Is Now the Right Time?
It is impossible to say with certainty what the future holds and interest rates can change at any point, but they are expected to remain low till the end of 2020, if not longer. Capitalizing on the current market rates might be in your best interest and could lower your monthly payment significantly. However, refinances are at an all-time high and that means lenders are experiencing a huge number of applications, which could potentially make loans slower to process.
Refinancing also comes with closing costs, so for some mortgage holders, it might not be worth the time or money to deal with it. One rule of thumb for refinancing is that you should plan to live in your home long enough to break even. Do the math to see how long you need to reside in the home to recoup the cost of refinancing in the interest you save.

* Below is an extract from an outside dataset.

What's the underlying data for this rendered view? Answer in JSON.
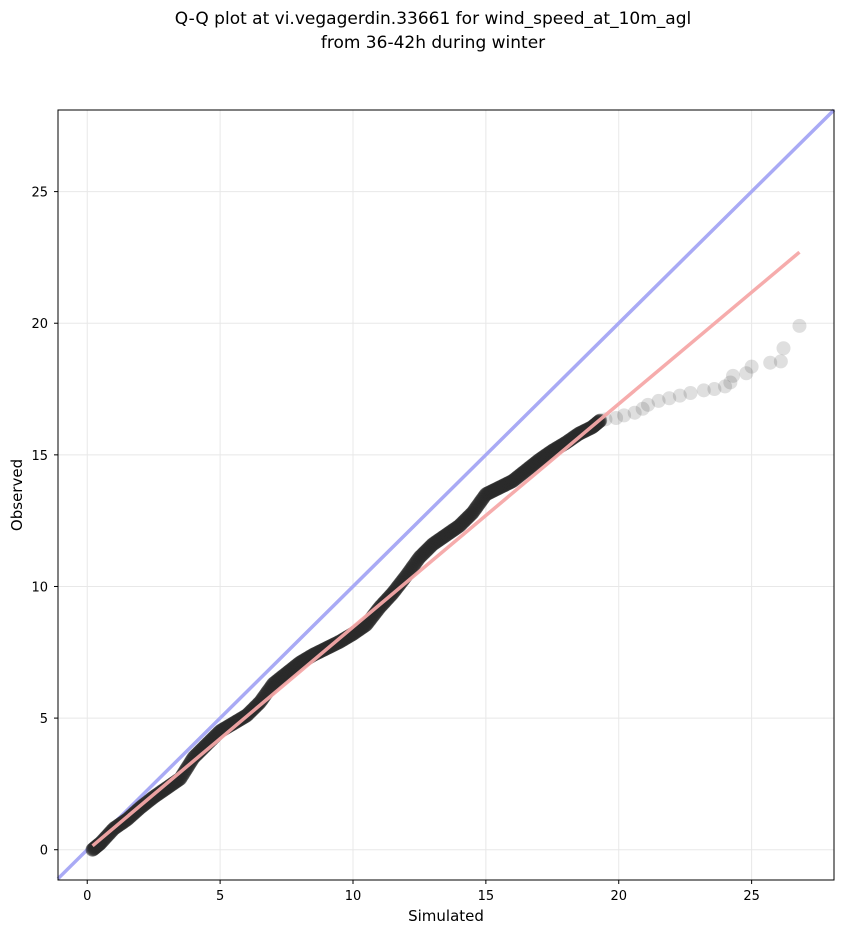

It is also important to keep in mind that during the Coronavirus pandemic, many lenders have increased their eligibility requirements for refinances, especially for government-sponsored programs like FHA loans, such as higher minimum credit scores more detailed proof of employment and income.
Ultimately, the future is uncertain, and interest rate projections can turn out wrong. However, if you have not had a mortgage review in the past couple of years, it is worth getting in touch with a loan officer to see if a refinance could save you some money in the long run.